What need will there be for seats to face forward in a fixed position?
Look at a Ford Model T from 1908 and you’ll see manual controls and fixed seats.
Look at whatever model Ford is making in 2045 and will those still be there? Probably not.

Looking back to the future

In other words, what we take for granted today as the standard features and configuration of a car will become … well, special.
And maybe the earliest models with driver assist features – from parking-assist to Tesla’s first generation auto-pilot – will become particularly collectable?
After all, those models will be seen as the trailblazers for the fully autonomous road cars of tomorrow.
We’ll look back at that tech as primitive, charming, but the starting point for a motoring revolution.

Decommissioned classics

But maybe there is one thing the classic cars of 2045 will have with their counterparts today.
Have you ever played “count the trailer” at a classic car or collectors’ club rally?
How many of those beloved old motors – all polished chrome and leather seats softer than an old sofa – reached their destination on their own four wheels?
Most likely, they were members of the SORN brigade – the Statutory Off-Road Notification – retired from road duty … in every sense of the word.

Take Lancia. Remember Clarkson and pals drooling over the Fulvia and Stratos on TV years ago? By the last count there were 1,856 Lancias licensed for road use. There were 2,167 SORN registered.
The Aston Martin DB5 – the classic 1963-1965 sports car from the third Bond movie, Goldfinger – fares slightly better with 281 on the road and 69 SORN registered.
By the way, you’ll find the fate of other marques on a site called https://www.howmanyleft.co.uk run by the developer and self-confessed car geek, Olly Smith.
According to the Department for Transport, there are now about 600 marques with fewer than 10 cars recorded in the UK.

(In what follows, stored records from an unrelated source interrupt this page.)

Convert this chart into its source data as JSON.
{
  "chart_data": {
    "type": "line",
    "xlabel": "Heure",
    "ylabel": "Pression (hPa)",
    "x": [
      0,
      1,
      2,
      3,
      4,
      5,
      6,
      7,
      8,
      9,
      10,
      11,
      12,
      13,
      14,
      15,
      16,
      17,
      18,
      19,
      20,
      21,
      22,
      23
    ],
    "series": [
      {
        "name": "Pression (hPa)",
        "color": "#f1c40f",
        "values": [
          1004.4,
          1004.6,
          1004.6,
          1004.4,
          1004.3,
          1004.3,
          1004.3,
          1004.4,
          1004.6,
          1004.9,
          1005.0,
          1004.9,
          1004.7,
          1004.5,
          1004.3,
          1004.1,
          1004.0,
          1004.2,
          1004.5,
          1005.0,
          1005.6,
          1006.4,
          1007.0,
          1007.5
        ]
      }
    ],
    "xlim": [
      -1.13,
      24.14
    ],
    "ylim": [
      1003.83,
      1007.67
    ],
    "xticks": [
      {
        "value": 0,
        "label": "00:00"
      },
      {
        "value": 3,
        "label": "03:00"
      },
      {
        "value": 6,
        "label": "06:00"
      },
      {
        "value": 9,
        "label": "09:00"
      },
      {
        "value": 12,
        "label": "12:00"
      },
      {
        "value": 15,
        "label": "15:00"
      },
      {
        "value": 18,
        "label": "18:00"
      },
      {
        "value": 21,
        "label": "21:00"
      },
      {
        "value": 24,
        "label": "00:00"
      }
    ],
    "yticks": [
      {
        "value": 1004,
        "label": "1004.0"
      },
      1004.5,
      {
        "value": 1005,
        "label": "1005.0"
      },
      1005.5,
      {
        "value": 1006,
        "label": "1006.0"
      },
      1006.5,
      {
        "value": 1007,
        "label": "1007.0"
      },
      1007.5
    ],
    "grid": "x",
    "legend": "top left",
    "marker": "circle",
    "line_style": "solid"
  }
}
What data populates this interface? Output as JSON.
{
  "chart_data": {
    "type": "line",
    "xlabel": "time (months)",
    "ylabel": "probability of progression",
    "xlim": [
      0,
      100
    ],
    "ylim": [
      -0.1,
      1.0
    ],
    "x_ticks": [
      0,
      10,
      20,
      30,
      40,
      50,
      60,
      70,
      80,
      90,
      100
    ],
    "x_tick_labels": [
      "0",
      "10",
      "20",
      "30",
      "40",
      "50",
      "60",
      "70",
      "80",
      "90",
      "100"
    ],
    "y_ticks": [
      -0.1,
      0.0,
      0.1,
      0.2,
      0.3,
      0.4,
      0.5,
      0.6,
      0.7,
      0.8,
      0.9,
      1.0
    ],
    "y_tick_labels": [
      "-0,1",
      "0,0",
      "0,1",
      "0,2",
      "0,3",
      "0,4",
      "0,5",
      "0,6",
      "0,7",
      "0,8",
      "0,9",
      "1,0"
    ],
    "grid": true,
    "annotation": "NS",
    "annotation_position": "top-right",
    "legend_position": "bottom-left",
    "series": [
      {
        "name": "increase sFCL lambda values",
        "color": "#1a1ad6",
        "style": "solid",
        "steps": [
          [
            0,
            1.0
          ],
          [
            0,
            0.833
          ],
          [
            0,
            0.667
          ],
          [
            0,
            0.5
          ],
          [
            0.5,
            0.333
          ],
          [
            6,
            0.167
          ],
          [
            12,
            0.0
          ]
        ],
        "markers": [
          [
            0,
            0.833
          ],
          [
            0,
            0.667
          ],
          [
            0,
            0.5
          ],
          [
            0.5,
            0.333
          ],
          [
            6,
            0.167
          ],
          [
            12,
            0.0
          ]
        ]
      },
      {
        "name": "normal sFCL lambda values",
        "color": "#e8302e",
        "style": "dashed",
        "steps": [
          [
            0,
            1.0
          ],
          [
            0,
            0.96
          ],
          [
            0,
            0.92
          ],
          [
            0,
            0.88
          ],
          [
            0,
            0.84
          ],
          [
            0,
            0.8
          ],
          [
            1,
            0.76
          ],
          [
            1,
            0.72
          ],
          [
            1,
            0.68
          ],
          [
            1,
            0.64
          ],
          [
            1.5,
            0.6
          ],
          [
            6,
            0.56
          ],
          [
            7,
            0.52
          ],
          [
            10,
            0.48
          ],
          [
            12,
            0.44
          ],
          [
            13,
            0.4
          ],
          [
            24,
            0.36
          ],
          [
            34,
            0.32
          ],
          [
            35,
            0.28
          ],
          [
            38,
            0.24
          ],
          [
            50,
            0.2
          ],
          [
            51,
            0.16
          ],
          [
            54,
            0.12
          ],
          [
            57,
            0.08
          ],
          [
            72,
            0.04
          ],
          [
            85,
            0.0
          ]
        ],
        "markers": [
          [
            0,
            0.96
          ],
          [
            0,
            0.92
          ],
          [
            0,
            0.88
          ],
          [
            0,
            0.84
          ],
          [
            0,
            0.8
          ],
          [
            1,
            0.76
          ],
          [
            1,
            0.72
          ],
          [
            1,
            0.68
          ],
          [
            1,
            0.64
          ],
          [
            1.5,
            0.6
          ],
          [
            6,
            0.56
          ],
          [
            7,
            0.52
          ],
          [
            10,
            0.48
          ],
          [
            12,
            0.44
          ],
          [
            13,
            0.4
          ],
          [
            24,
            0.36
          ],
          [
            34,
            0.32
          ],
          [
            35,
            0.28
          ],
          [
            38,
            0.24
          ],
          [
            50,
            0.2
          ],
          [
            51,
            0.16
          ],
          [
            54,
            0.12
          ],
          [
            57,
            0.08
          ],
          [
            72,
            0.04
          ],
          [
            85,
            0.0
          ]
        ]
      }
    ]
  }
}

It doesn’t have to be that way.
If you’ve got the mechanical knowhow to keep a car roadworthy, getting it insured is easy.
Let’s hope in 2045 there’ll still be a chance to take a classic from the early 2000s for a spin. Imagine turning heads, raising smiles and kindling memories – as you whizz past your driverless counterparts in an early 21st century collectors’ item.

So, what marques and models from today do you think will become the classics of tomorrow’s driverless age?